What does it take for someone, especially an adult, to leave the only land he or she knows as home, for a place where he or she knows few if any people, little about the culture and is rendered speechless by the new language?
The four photographers (Jill Holslin, Selma Fernandez, David Maung and Jorge Santiago) featured in “Mexican/American/Mexican,” the current exhibition at Arts at 801 Gallery, have faced this decision, and their choice of place has informed their work in unusual ways.
Laura Migliorino, a photography professor at Anoka Ramsey Community College, curated this exhibition, which examines the question: what does an immigrant see in a new country?
Some years ago, Migliorino was working on a project in Tijuana, Mexico documenting the present-day use of recycled WWII workers’ houses that had been transported from San Diego after the end of the war in 1945. While there, she and her collaborator Anthony Marchetti met American artists who had moved to Tijuana from Southern California, many because of much cheaper rents, and became part of a burgeoning arts culture in the city.
Migliorino wondered what the influence of the artist’s country of origin might be on their work, versus their destination country. She chose four artists, two of whom were born in the U.S. and went to live in Mexico, and two Mexican nationals who came to the U.S.
Jill Holslin is a photographer born in Morris, MN and has lived in Tijuana since 2011. Her work has been published internationally, appearing in exhibitions in Chicago, California, Mexico and Central America. In her exhibition statement, she says: “Since 2008, I have explored the contradictions and paradoxes of the border walls that try to separate the U.S. from Mexico. In San Diego the first 14-mile border wall was built of metal aircraft landing mats in 1994. A second wall was erected of massive concrete filled iron bars in 2009. The wall cuts through the urban fabric of the city, through wilderness areas, delicate desert chaparral habitat, and sacred lands. Border walls are the new trend worldwide, constructed by nations as a symbol of the state’s power to protect its citizens.”
A startling feature of Holslin’s shots of border fences is the number of names and dates of people, carved with stones or knives as they waited to attempt their entry into the U.S.

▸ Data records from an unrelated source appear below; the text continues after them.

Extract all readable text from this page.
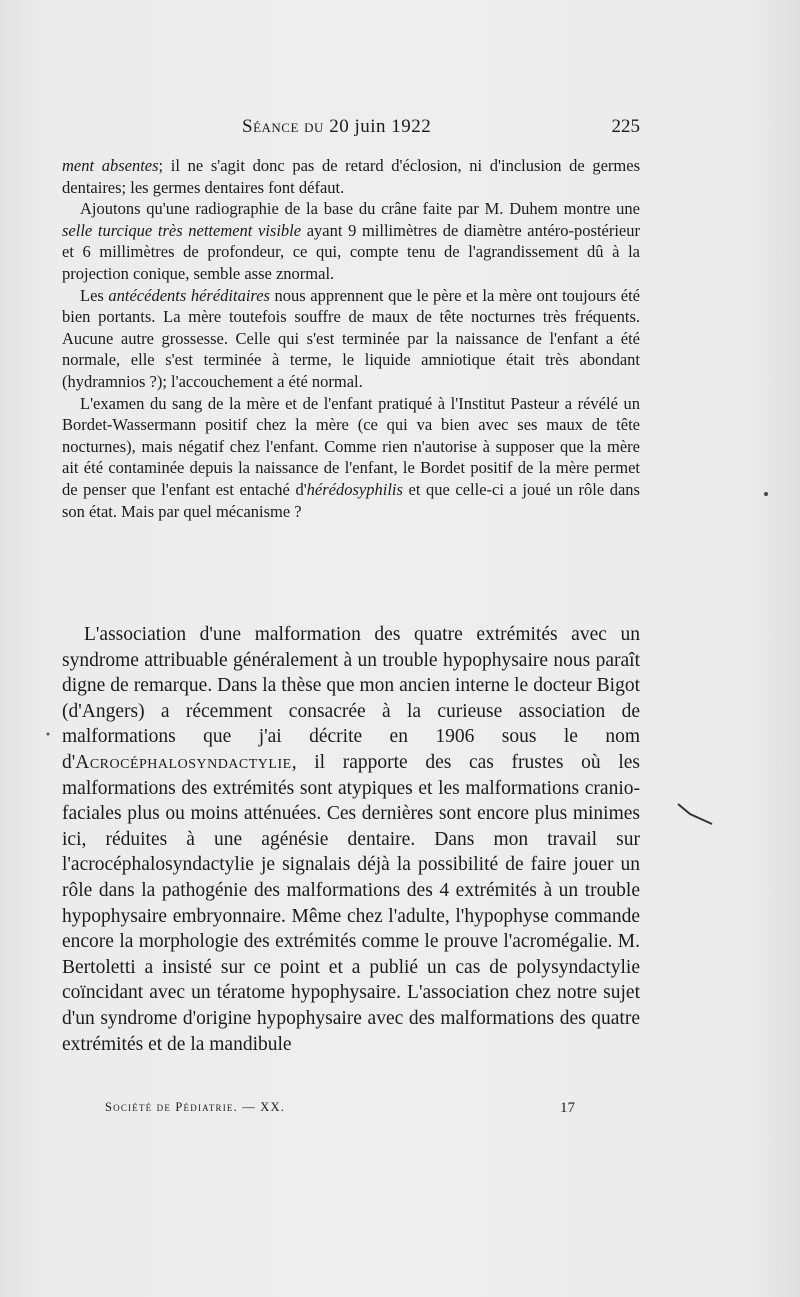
Séance du 20 juin 1922	225

ment absentes; il ne s'agit donc pas de retard d'éclosion, ni d'inclusion de germes dentaires; les germes dentaires font défaut.

Ajoutons qu'une radiographie de la base du crâne faite par M. Duhem montre une selle turcique très nettement visible ayant 9 millimètres de diamètre antéro-postérieur et 6 millimètres de profondeur, ce qui, compte tenu de l'agrandissement dû à la projection conique, semble asse znormal.

Les antécédents héréditaires nous apprennent que le père et la mère ont toujours été bien portants. La mère toutefois souffre de maux de tête nocturnes très fréquents. Aucune autre grossesse. Celle qui s'est terminée par la naissance de l'enfant a été normale, elle s'est terminée à terme, le liquide amniotique était très abondant (hydramnios ?); l'accouchement a été normal.

L'examen du sang de la mère et de l'enfant pratiqué à l'Institut Pasteur a révélé un Bordet-Wassermann positif chez la mère (ce qui va bien avec ses maux de tête nocturnes), mais négatif chez l'enfant. Comme rien n'autorise à supposer que la mère ait été contaminée depuis la naissance de l'enfant, le Bordet positif de la mère permet de penser que l'enfant est entaché d'hérédosyphilis et que celle-ci a joué un rôle dans son état. Mais par quel mécanisme ?

L'association d'une malformation des quatre extrémités avec un syndrome attribuable généralement à un trouble hypophysaire nous paraît digne de remarque. Dans la thèse que mon ancien interne le docteur Bigot (d'Angers) a récemment consacrée à la curieuse association de malformations que j'ai décrite en 1906 sous le nom d'Acrocéphalosyndactylie, il rapporte des cas frustes où les malformations des extrémités sont atypiques et les malformations cranio-faciales plus ou moins atténuées. Ces dernières sont encore plus minimes ici, réduites à une agénésie dentaire. Dans mon travail sur l'acrocéphalosyndactylie je signalais déjà la possibilité de faire jouer un rôle dans la pathogénie des malformations des 4 extrémités à un trouble hypophysaire embryonnaire. Même chez l'adulte, l'hypophyse commande encore la morphologie des extrémités comme le prouve l'acromégalie. M. Bertoletti a insisté sur ce point et a publié un cas de polysyndactylie coïncidant avec un tératome hypophysaire. L'association chez notre sujet d'un syndrome d'origine hypophysaire avec des malformations des quatre extrémités et de la mandibule

Société de Pédiatrie. — XX.	17
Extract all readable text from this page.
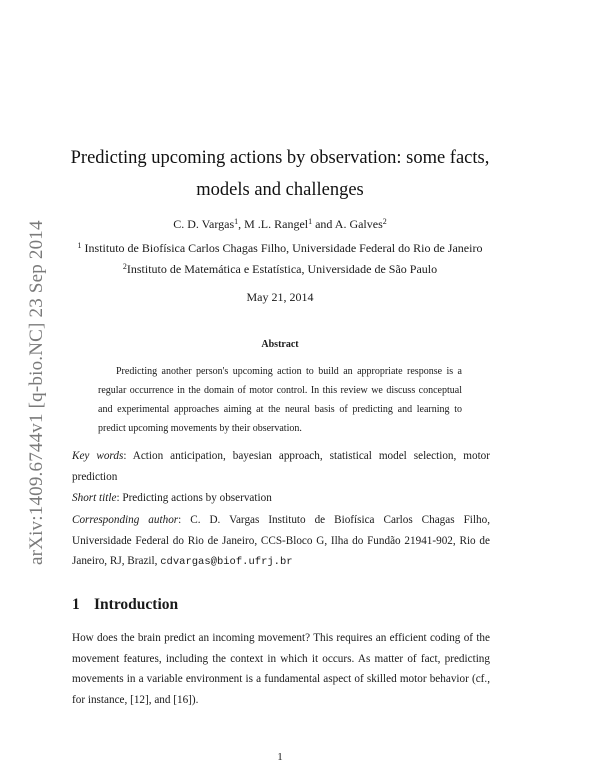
arXiv:1409.6744v1 [q-bio.NC] 23 Sep 2014
Predicting upcoming actions by observation: some facts, models and challenges
C. D. Vargas$^1$, M .L. Rangel$^1$ and A. Galves$^2$
$^1$ Instituto de Biofísica Carlos Chagas Filho, Universidade Federal do Rio de Janeiro
$^2$Instituto de Matemática e Estatística, Universidade de São Paulo
May 21, 2014
Abstract
Predicting another person's upcoming action to build an appropriate response is a regular occurrence in the domain of motor control. In this review we discuss conceptual and experimental approaches aiming at the neural basis of predicting and learning to predict upcoming movements by their observation.
Key words: Action anticipation, bayesian approach, statistical model selection, motor prediction
Short title: Predicting actions by observation
Corresponding author: C. D. Vargas Instituto de Biofísica Carlos Chagas Filho, Universidade Federal do Rio de Janeiro, CCS-Bloco G, Ilha do Fundão 21941-902, Rio de Janeiro, RJ, Brazil, cdvargas@biof.ufrj.br
1 Introduction
How does the brain predict an incoming movement? This requires an efficient coding of the movement features, including the context in which it occurs. As matter of fact, predicting movements in a variable environment is a fundamental aspect of skilled motor behavior (cf., for instance, [12], and [16]).
1
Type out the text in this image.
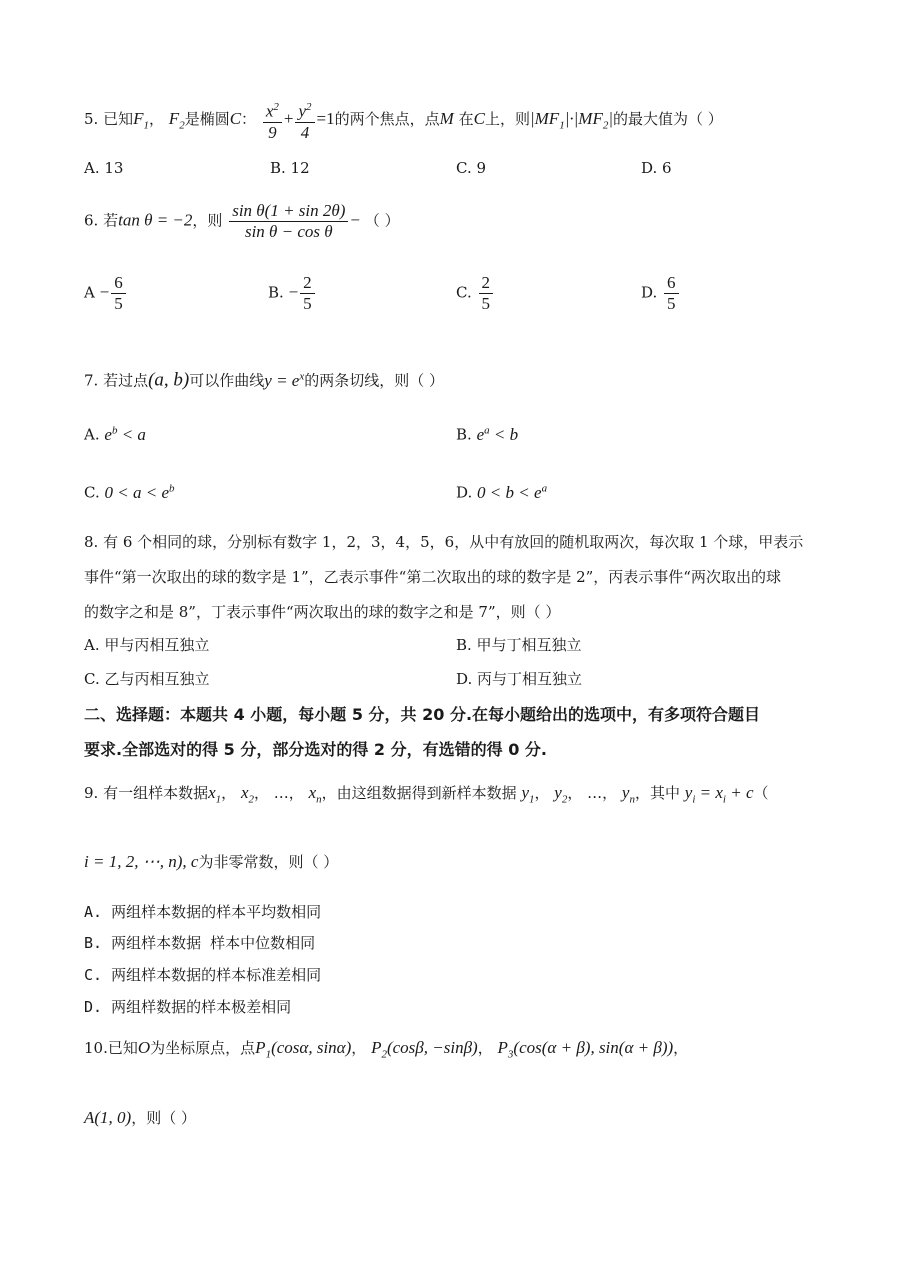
5. 已知$F_1$， $F_2$是椭圆C： $\frac{x^2}{9} + \frac{y^2}{4} =1$的两个焦点，点M 在C上，则$|MF_1|\cdot|MF_2|$的最大值为（ ）
A. 13	B. 12	C. 9	D. 6
6. 若tan θ = −2，则 $\frac{\text{sin θ(1 + sin 2θ)}}{\text{sin θ − cos θ}}$ − （ ）
$A - \frac{6}{5}$	B. − $\frac{2}{5}$	C. $\frac{2}{5}$	D. $\frac{6}{5}$
7. 若过点(a, b)可以作曲线$y = e^x$的两条切线，则（ ）
A. $e^b < a$	B. $e^a < b$
C. $0 < a < e^b$	D. $0 < b < e^a$
8. 有 6 个相同的球，分别标有数字 1，2，3，4，5，6，从中有放回的随机取两次，每次取 1 个球，甲表示
事件“第一次取出的球的数字是 1”，乙表示事件“第二次取出的球的数字是 2”，丙表示事件“两次取出的球
的数字之和是 8”，丁表示事件“两次取出的球的数字之和是 7”，则（ ）
A. 甲与丙相互独立	B. 甲与丁相互独立
C. 乙与丙相互独立	D. 丙与丁相互独立
二、选择题：本题共 4 小题，每小题 5 分，共 20 分.在每小题给出的选项中，有多项符合题目
要求.全部选对的得 5 分，部分选对的得 2 分，有选错的得 0 分.
9. 有一组样本数据$x_1$， $x_2$， …， $x_n$，由这组数据得到新样本数据 $y_1$， $y_2$， …， $y_n$，其中 $y_i = x_i + c$（
i = 1, 2, ⋯, n), c为非零常数，则（ ）
A. 两组样本数据的样本平均数相同
B. 两组样本数据 样本中位数相同
C. 两组样本数据的样本标准差相同
D. 两组样数据的样本极差相同
10.已知O为坐标原点，点$P_1(\cos\alpha$, sinα)， $P_2(\cos\beta$, −sinβ)， $P_3(\cos(\alpha + \beta)$, sin(α + β))，
A(1, 0)，则（ ）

Selma Fernandez Richter was born in Oaxaca and is now based in Minneapolis. After spending ten years photographing the business community in Monterrey, Mexico, she began her ongoing project “The Ache for Home,” a study of immigrant and refugee communities in Minnesota.
Richter’s work reveals the faces and places of families, mostly in St. Paul, who are struggling with daily life in a new country while trying to hold on to ties to their birthplaces. As a recent transplant herself, she brings a specific awareness to this expanding social and cultural phenomenon.
She is a current recipient of a 2015 McKnight Foundation grant.
David Maung is a Chicagoan by birth, and a photographer and resident of Tijuana for two decades. Through his artistic and life experiences in the border city, he’s come to believe that Tijuana is unique in Mexico for its close connection with the U.S and the cultural and economic influences which flow in both directions. The citizens of the city (Tijuanenses) often learn English through U.S. television, keep their spending money–dollars and pesos–in the same pocket and cross the border daily to study, shop or work.
Maung’s photos express both the contemporary and the traditional in Tijuana’s teeming streets and plazas. When the drug cartels’ period of violence caused U.S. tourism to dwindle, the city had to re-invent itself. It lost the pleasure-seeking gringos and their dollars, and sustained an influx of returning Mexican emigres, pushed back into their homeland by a shrinking economy and stepped-up border enforcement. Although Tijuana is a young town in the nation’s timeline, and lacks the distinctive colonial architecture, the city’s inherent vibrancy remained.
Jorge Santiago grew up Guelatao de Juárez near Oaxaca, in Central Mexico, an area of traditional arts and home to many indigenous groups with their own histories and identities. This region of the Sierra was isolated from the larger Mexican national “identity” and the federal government sought ways to bring The Sierra Norte’s people into the fold.
In the 1930s, President Cardenas introduced basketball as a way of unifying the region through sport. Santiago captures the flat concrete courts with mountainous backdrops, the pickup games and the lure of athletic glamour. Basketball tournaments are at the center of annual fiestas, along with band concerts, dances and the slaughtering of bulls.
The exhibition runs through September at Art at 801 Gallery, 801 Washington Ave. N., Minneapolis.